Previously, Belfrage co-authored the bestseller Ottolenghi Flavour (Ebury) with Yotam Ottolenghi and was named one of the most influential women in food by Code Hospitality in 2021. “One-in-a-million creativity,” Ottolenghi commented, “Ixta’s food is simply outstanding!”
Palazzo said: “Ixta is an astonishing talent, and we could not be more proud to be publishing her first solo cookbook. Bursting with creativity and flavour, her food is truly fresh and exciting, and her recipe titles alone are enough to make you want to get into the kitchen and start cooking.”
Curran commented: “Ixta’s cooking is truly unique and I can’t wait for readers to bring her quintessential mixture of ingredients and flavour-packed recipes into their homes. This will be a must-have book for anyone who loves cooking bold, inventive and delicious food.”

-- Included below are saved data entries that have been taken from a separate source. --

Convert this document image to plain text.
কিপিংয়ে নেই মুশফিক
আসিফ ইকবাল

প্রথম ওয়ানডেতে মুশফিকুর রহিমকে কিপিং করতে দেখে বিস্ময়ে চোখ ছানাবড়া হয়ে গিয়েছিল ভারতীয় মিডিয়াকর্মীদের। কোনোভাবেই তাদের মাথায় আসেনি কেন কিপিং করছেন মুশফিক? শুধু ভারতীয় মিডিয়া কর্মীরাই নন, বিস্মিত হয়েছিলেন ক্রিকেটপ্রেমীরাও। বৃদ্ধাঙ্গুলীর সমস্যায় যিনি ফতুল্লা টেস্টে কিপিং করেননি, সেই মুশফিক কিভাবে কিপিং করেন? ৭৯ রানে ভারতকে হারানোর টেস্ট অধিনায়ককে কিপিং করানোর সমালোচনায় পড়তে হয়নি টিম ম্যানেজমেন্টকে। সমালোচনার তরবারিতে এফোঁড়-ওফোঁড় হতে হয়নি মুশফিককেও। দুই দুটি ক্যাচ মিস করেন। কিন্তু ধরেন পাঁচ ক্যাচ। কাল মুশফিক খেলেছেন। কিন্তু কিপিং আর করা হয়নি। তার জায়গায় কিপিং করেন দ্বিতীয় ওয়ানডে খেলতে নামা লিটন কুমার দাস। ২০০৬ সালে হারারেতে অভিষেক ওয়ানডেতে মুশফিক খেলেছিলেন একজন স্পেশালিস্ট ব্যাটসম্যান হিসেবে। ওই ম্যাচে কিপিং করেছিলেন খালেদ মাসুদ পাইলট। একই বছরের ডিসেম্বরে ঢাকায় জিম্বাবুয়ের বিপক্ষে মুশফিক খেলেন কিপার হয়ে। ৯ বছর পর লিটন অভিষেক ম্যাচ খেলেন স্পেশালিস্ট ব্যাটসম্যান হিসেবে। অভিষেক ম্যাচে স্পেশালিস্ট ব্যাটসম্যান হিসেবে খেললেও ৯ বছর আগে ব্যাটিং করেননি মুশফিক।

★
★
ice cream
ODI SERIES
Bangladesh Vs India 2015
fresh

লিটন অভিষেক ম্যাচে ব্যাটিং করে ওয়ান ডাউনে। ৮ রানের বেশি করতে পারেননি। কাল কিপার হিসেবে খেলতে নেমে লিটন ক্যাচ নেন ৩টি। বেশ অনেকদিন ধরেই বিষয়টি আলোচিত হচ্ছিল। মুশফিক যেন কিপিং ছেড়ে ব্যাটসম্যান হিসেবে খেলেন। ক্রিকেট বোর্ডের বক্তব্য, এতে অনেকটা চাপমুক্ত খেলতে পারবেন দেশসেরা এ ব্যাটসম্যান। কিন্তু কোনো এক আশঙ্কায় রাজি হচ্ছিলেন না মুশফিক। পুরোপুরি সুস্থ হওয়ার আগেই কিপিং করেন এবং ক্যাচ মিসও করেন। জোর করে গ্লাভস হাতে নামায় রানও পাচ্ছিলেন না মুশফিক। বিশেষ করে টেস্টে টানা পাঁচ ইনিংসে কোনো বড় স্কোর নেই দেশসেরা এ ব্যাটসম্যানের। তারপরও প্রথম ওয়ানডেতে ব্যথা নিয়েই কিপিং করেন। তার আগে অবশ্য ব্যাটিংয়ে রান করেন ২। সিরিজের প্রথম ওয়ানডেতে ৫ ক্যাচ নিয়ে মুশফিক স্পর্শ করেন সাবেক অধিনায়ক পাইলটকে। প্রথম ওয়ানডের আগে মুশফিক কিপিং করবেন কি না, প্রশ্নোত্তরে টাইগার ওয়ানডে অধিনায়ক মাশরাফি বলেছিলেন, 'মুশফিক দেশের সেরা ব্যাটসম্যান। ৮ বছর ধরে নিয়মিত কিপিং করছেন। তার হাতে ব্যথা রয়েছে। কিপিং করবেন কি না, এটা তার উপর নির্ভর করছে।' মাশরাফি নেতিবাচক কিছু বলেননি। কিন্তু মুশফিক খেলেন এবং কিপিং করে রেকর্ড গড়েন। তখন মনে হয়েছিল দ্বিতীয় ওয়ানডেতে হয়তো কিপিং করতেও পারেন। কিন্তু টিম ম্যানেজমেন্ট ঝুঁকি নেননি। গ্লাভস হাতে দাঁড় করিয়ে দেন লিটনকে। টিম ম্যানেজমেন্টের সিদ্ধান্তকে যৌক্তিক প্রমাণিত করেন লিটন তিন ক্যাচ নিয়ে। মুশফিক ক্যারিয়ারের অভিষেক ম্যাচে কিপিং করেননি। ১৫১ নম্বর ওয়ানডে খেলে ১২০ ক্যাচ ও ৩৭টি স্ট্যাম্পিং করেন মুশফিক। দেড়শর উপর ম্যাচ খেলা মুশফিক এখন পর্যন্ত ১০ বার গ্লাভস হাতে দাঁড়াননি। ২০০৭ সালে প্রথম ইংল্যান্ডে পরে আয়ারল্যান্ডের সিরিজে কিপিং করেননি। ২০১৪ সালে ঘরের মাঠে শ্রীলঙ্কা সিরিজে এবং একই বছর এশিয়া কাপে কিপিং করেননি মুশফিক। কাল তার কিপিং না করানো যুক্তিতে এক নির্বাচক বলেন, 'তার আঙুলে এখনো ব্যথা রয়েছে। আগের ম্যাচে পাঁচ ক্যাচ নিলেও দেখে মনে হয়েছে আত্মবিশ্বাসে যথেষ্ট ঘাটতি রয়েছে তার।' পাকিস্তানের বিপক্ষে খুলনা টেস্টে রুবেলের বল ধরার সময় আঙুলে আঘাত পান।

Belfrage added: “I’m incredibly excited to be sharing my favourite flavours inspired by a lifetime obsession with food and a childhood spent travelling around Italy, Brazil and Mexico. There are recipes for every mood in this book, from quick, midweek dishes, to longer projects for when you have the time to slow down and savour the process. The recipes celebrate fusion cooking, while the introduction is an ode to the countries that taught me to love food.”